Friday, September 02, 2005

The Old Dark House

This James Whale directed chamber play seems more dead-pan comedy than horror film. The simple premise consists of a group of travelers in the Welsh countryside getting stranded in a storm and forced to take shelter in a creepy, old house whose inhabitants include a female religious nut, her atheist brother, an insane pyromaniac locked and hidden in a room, their 102-year-old father (played by a woman), and a creepy mute butler played by Boris Karloff. Whale's comedy is perverse and entertaining, and he displays his mastery of expressionistic lighting, no doubt influenced by German silent films.

Drole de Drame

Marcel Carne directed this light satire of detective fiction, and people's obsession with the genre. The film features some quaintly humorous scenes, but overall is mostly forgetable, especially when placed along side some of Carne's other accomplishments.

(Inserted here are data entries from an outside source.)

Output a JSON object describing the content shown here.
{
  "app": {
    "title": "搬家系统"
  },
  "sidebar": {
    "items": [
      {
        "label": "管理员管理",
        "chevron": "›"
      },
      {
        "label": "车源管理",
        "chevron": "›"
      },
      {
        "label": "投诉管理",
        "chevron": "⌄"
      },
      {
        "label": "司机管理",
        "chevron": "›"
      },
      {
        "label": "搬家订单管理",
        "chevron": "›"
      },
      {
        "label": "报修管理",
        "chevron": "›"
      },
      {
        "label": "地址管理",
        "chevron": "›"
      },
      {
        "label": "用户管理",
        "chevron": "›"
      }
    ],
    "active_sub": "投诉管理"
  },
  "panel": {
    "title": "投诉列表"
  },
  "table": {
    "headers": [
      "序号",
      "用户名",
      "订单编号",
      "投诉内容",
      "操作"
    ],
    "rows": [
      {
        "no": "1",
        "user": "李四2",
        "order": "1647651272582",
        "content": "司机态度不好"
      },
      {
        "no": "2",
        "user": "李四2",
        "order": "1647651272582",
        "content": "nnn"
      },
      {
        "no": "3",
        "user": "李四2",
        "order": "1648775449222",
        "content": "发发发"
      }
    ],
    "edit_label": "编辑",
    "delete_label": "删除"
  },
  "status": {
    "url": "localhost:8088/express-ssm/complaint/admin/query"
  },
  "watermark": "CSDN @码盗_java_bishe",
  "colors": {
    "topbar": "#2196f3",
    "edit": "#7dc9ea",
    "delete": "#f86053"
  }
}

Thursday, September 01, 2005

28 Up

How does a child become a man? Those who started as children become adolescents and teenagers, by the time they reach the college age they are young adults, soon they find themselves as full fledged adults. Michael Apted's documentary series bears witness to how children become adults, yet in the adults you can still see the spark and innocence of youth, albeit dimmed by age and experience in "the real world". At 28, the subjects of the film have now mostly settled into adulthood, and seem to be on the path that will lead them for the rest of their lives. The earilier entries all took place during formative, developmental years in which the only thing that was certain was change -- 7, 14, and 21 are all very complex stages of life. By 28, however, those types of developmental changes are mostly over, and we the audience sit back comfortably and watch how their lives have turned out. It's fascinating, sad, and dripping with truth.